Because the designed environment is important both for restoring impaired health and promoting wellness, the new master’s degree has two concentrations: Health and Wellness Design (HWD) and Healthcare Facilities Design (HFD).

“Research shows certain environmental conditions support faster healing, better pain management, more nurse-patient interactions, fewer falls, enhanced safety and higher satisfaction scores,” Haq said. “From an architectural point of view, that requires a nested interdisciplinary approach ranging from a focus on planning and policy issues regarding distribution of resources to new models of health care and wellness delivery and salutogenic design and smart, evidence-based approaches of design and renovation of health care facilities, such as hospitals, clinics, emergency centers and medical office buildings.”

In an effort to understand all aspects of this new realization, the College of Architecture is putting together a coalition across Texas Tech and the Texas Tech University Health Sciences Center – including the Rawls College of Business, the College of Human Sciences, the School of Law, the College of Arts & Sciences, the Graduate School of Biomedical Sciences and the School of Nursing – and has embarked on an inclusive effort.

The Texas Tech University System is uniquely situated to house these efforts because it has qualities that are difficult to find elsewhere: the close proximity of a regular university and a medical university, the availability of related disciplines and, most importantly, the collegial mindset of its faculty, administration, alumni and local professionals.

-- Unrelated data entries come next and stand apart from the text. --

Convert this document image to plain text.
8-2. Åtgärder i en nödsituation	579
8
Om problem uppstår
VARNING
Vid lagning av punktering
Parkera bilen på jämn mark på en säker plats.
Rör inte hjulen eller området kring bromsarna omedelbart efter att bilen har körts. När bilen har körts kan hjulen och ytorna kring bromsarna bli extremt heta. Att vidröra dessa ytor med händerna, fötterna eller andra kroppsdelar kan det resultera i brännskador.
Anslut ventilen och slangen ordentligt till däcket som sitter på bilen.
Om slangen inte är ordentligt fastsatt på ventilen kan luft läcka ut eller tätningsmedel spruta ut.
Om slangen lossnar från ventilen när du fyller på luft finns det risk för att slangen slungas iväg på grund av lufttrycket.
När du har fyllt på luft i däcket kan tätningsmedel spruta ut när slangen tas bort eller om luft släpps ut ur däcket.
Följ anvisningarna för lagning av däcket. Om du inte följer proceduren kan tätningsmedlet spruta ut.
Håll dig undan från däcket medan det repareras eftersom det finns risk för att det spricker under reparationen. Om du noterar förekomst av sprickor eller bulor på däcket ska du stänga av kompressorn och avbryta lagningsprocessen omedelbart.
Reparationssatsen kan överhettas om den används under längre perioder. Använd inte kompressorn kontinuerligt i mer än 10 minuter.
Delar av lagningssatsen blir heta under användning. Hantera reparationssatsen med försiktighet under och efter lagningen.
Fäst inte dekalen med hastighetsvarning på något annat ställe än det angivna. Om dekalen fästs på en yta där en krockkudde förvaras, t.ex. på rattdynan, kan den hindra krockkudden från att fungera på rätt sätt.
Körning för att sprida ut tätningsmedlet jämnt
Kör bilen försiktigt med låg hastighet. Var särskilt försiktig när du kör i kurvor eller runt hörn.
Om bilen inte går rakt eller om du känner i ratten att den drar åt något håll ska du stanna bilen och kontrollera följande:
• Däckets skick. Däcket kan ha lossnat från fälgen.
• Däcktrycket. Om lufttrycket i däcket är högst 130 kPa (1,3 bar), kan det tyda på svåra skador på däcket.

“The relationship between health care and the built environment – or to state the relationship in more basic terms, between our bodies and the spaces our bodies inhabit – is fundamental to the physical and spiritual well-being of any society,” said College of Architecture Dean Jim Williamson. “The new master’s degree in design and health in the College of Architecture provides an important means for us to further understand this critical dialogue and to do this at a variety of scales, from rooms to cities. That Texas Tech is one of the first institutions to examine this increasingly important relationship is very important – and very exciting.”

The master’s degree grew out of the college’s graduate certificate program in Healthcare Facilities Design, which started in 2010 in collaboration with the Rawls College of Business and the School of Nursing.